Au-delà des polémiques concernant les dons faramineux alloués par des multinationales et grosses fortunes pour la restauration dudit édifice, c’est l’occasion de sortir de ces débats en lisant Petits contes pour maçons sages de Dorian Decker paru aux Éditions F. Deville.

Et, comme le stipule l’auteur, cet ouvrage peut s’envisager sous deux angles : comme un enseignement sur une tradition pluriséculaire ou comme un clin d’œil humoristique. Ou les deux, en somme.

Ainsi, deux amis d’un même atelier étaient en conflit. Ils s’adressèrent au chef pour régler leur différend. Le premier s’entendit dire qu’il avait raison. Le deuxième entendit la même réponse. Alors, une troisième personne fit remarquer au chef qu’ils ne pouvaient avoir raison tous les deux.
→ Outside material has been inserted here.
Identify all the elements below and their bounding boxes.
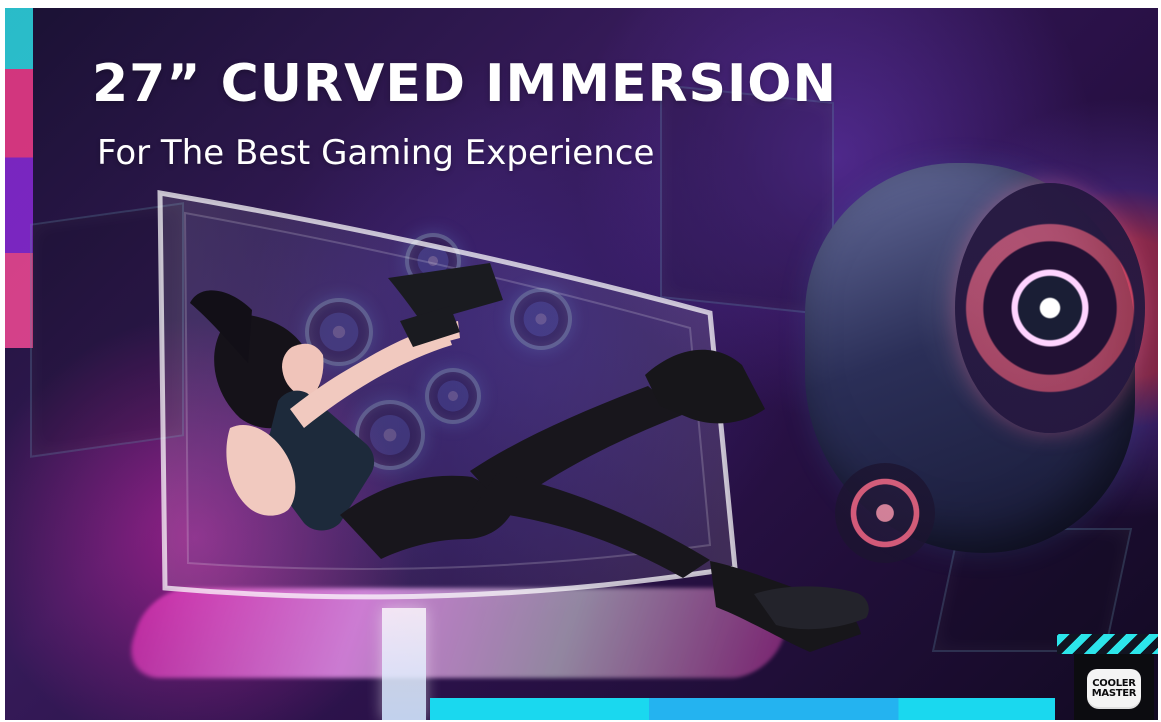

Réponse : « Toi aussi, tu as raison ! ».

Autre conte : un riche amena son fils au sommet d’une montagne et en balayant d’un geste lui dit : « Un jour, tout cela t’appartiendra mon fils. » Un sage fit de même avec son enfant et lui dit tout simplement : « Regarde » avant de redescendre dans la vallée.

Un troisième court récit plein de sagesse : un très vieil ami déclara à la ronde qu’il gardait toute la force de sa jeunesse. « Comment le sais-tu ? » lui demanda son entourage. « C’est simple. Quand j’étais jeune, je ne pouvais soulever cet imposant bloc de marbre et, aujourd’hui, je n’y parviens pas non plus. »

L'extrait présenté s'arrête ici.